Anna 09/07/2012 00:50

C'est une idée originale que de rattacher ce vieux planisphère du monde qu'est la Pangée à ce que pourrait être notre époque.

ignatius 17/07/2012 19:46



Oui, l'idée a quelque chose, mais la forme est à retravailler, surtout la fin...



Langda 04/07/2012 12:22

Raaaaaa ! 3 fois honte à moi :-) ! En plus je connais cette histoire de toile. J'adore ces bonnes vieilles prophéties apocalyptiques...

Langda 04/07/2012 12:05

Je crois bien que c'était sur la 5, pas sur Arte. Mais en, effet ça valait bien un petit replay. Bref...
Pour tout dire, honte à moi ! je n'avais pas perçu le parallèle avec internet. Cela dit, il n'y a pas un mot qui y fasse clairement allusion. Mais maintenant que tu me le dis, je le perçois en
filigrane et trouve la suite bien plus forte.

ignatius 04/07/2012 12:14



ah, même "interne et nette" ? rooo Langda, le soleil doit taper dur chez toi...Et puis, tu sais chez les Maya, la fin de cycle doit se produire quand une toile immense recourvre le monde... Mais
bon, je pouvais sans doute faire mieux.



Nounedeb 03/07/2012 13:57

Les images!
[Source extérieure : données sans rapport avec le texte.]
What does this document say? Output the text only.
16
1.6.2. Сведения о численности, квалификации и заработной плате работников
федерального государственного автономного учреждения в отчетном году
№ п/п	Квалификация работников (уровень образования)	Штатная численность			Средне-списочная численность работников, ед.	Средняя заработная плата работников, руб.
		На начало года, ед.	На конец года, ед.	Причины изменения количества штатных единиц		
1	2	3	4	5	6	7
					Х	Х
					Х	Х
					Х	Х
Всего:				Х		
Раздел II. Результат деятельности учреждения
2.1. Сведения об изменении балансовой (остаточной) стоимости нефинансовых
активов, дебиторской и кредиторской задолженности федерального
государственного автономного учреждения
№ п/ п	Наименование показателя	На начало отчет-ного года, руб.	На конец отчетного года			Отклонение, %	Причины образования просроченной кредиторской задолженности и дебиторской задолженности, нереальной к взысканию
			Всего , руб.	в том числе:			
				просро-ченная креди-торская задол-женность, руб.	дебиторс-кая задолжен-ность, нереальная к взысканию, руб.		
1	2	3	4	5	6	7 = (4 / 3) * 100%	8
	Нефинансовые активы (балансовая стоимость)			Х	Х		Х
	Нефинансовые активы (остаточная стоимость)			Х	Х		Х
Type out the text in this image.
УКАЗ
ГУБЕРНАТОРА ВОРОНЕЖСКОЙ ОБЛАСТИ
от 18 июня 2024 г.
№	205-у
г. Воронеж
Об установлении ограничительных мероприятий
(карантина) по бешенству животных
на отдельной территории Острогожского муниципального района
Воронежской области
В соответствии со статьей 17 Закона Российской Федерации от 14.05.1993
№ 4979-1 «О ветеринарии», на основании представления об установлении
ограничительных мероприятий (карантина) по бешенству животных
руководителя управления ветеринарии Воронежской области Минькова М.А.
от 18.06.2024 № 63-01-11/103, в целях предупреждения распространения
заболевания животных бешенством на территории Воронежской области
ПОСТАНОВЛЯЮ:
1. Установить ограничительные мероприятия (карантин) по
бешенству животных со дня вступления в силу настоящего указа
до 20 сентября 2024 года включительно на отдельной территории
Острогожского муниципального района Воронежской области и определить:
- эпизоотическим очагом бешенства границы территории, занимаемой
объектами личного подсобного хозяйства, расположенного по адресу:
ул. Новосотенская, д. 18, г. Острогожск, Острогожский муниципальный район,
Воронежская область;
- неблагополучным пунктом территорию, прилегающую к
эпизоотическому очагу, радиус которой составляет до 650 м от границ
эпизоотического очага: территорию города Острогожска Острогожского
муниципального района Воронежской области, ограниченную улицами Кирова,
Au début, comme le dit Langda. Après, j'aime aussi cette forme de retour aux origines. La Pangée, ce mot, on en a plein la bouche.Ton pessimisme me parait, comment dire, plus élevé.

ignatius 04/07/2012 09:38



Oui oui oui, j'en conviens : faut que je le retouche et peut-être garder le ton du début, mais je voulais faire ce lien avec internet...



Langda 03/07/2012 11:36

J'adore la première strophe ! L'images des phosphènes (j'en place souvent dans mes textes) qui apparaissent quand on ferme les mâchoires de nos cils est vraiment très bien formulée. Mais c'est
bizarre (et très subjectif) j'ai l'impression qu'il perd de la force à mesure qu'on avance (et que continents et espèces se séparent ?).
Sinon, t'aurais pas regardé le reportage sur la cinq, avant-hier, qui parlait de la séparation de Pangée et de la lutte entre marsupiaux et placentaires pour la dominations des nouveaux continents
?

ignatius 04/07/2012 09:35



Eh non, j'avais pas vu ce reportage, ce qui est bien dommage, mais il doit être encre visible sur arte.fr. Je pense que tu as raison, les strophes suivantes, avec le parallèle d'internet est de
moins bonne facture que la première, ça devrait pouvoir être retravaillé tout ça.